The participants of the conference included interstate contributions from Australia with delegates from four other Australian universities, as well as from Croatia, the United States of America, Germany, Austria, Argentina, Ireland, Netherlands and New Zealand, showcasing the diversity of Croatian diasporic experiences and research, as well as this interdisciplinary knowledge conducted within Croatia itself.

To cater to this multi-regional participation in the conference, hybrid forms of in-person and online presentations were offered to the delegates. Among the more than 70 papers presented, knowledge from leading academics and practitioners in the field of social and other sciences, saw a diverse range of fields of research and foci including Croatian language and linguistics, history, archaeology, political and economic discourse and Croats and their achievements throughout the centuries.  

Current head of the Centre of Croatian Studies, Dr.

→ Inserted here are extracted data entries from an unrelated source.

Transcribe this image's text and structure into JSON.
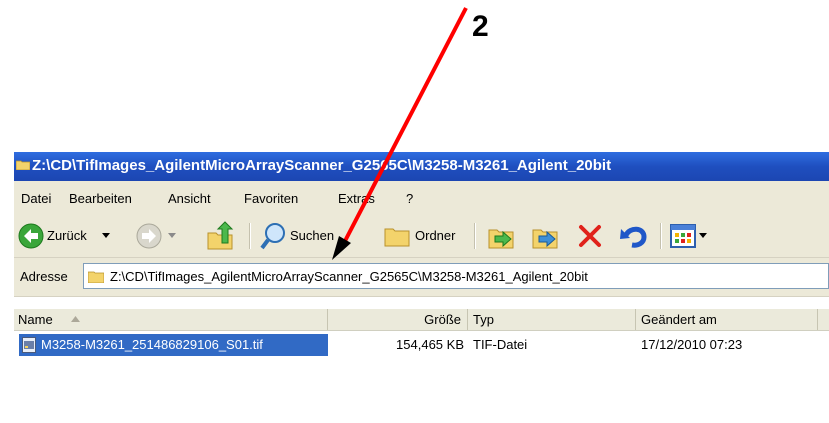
{
  "annotation": {
    "number": "2"
  },
  "window": {
    "title": "Z:\\CD\\TifImages_AgilentMicroArrayScanner_G2565C\\M3258-M3261_Agilent_20bit"
  },
  "menu": [
    "Datei",
    "Bearbeiten",
    "Ansicht",
    "Favoriten",
    "Extras",
    "?"
  ],
  "toolbar": {
    "back_label": "Zurück",
    "search_label": "Suchen",
    "folders_label": "Ordner"
  },
  "address": {
    "label": "Adresse",
    "value": "Z:\\CD\\TifImages_AgilentMicroArrayScanner_G2565C\\M3258-M3261_Agilent_20bit"
  },
  "columns": [
    "Name",
    "Größe",
    "Typ",
    "Geändert am"
  ],
  "files": [
    {
      "name": "M3258-M3261_251486829106_S01.tif",
      "size": "154,465 KB",
      "type": "TIF-Datei",
      "modified": "17/12/2010 07:23",
      "selected": true
    }
  ],
  "colors": {
    "title_bar": "#1f4fbf",
    "selection": "#316ac5",
    "annotation_arrow": "#ff0000"
  }
}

Jasna Novak Milic, chaired the ceremonial opening of the conference on Thursday 8th of February along with keynote speakers Vesna Drapac and Ivan Hrstic.

In the evening of the first night, a film screening of The Countryman, directed and chaired by Peter Pecotic was broadcast, which followed his personal journey of retracing his father’s footsteps in the late 1950s to find the descendants of his home island of Korcula, Croatia. However, in the process he comes across a Waramungu artist Joseph Williams in desert country who believes his father is also of Croatian descent, highlighting the unique hybridity of Croatian and Australian culture, relevant to the diasporic experience. The film was exceptionally received by homeland Croatians part of the conference, being a testament to the cultural exchange of diasporic and homeland Croatians in their diversity of experiences, despite coming from the similar origins. This screening was also followed by a Q&A section with an online interview featuring Joseph Williams, and a catered reception dinner at the university. 

Other unique features of the conference included the two poster exhibitions; They Wrote in Glagolitic Script by Dr. Ivana Hebrang Grgić, of the University of Zagreb and Tie of Prominent Croatian Women and Men in the Diaspora by Nada Pritisanac Matulich, president of the American Croatian Congress, both showcased on Friday 9th of February.

On that night, a formal dinner was held in Curzon Hall for 170 guests, conference participants, alumni and current students of Croatian studies, and prominent members of the Australian-Croatian community such as Anthony Gurlica, president of the Croatian Studies Foundation, who gave a speech in celebration of the 40th anniversary and the conference. Other dignitary speakers included Ivica Glasnović, Consul General of the Republic of Croatia to NSW, Queensland and NT, H.E. Betty Pavelich, Ambassador of the Republic of Croatia to Australia, New Zealand and Fiji, Dario Magdić, Deputy director of the Central State Office for Croatians abroad, Ivan Tepeš, Deputy Director of the Croatian Heritage Foundation, and Dr. Jasna Novak Milić, Director of Croatian Studies at Macquarie University.

After the official processions of the dinner, guests were entertained by live music performed by a local Croatian band Pajdaši, and in typical Croatian style, guests danced until the late hours of the night. 

On the final day of the official part of the conference, 13 book presentations were given largely centered around the experiences of Croatian migration to Australia, particularly during the critical period of 1961-1976. These books oversaw personal stories, recounts, and political and economic circumstances of these experiences. Former director of the Croatian Studies Centre Luka Budak also gave a presentation on an overview of the Croatian Studies Foundation and his honorable contribution to its inception. 

On Sunday 11th of February, visitors mostly from Croatia, partook in an excursion to Wollongong, and participated in the Holy Mass at Mary Queen of the Croats Catholic Church guided by local Reverand Ivo Tadić. After lunch, the visitors spent the rest of the day visiting Wollongong and returned to Sydney in the late evening. The excursion day was unique regarding the insight of Croatian-Australian lives from the church visit, whilst also introducing homeland Croatians to the stereotypically Australian beachside experience of Wollongong.  

Overall, the Heritage and New Horizons: Croatia and Croatians in a Global Context Conference was a momentous occasion that enabled the cooperation of the Croatian academic community, exchange of reflections on current challenges for Croatia and Croats in the global context and opened the possibility for new international research.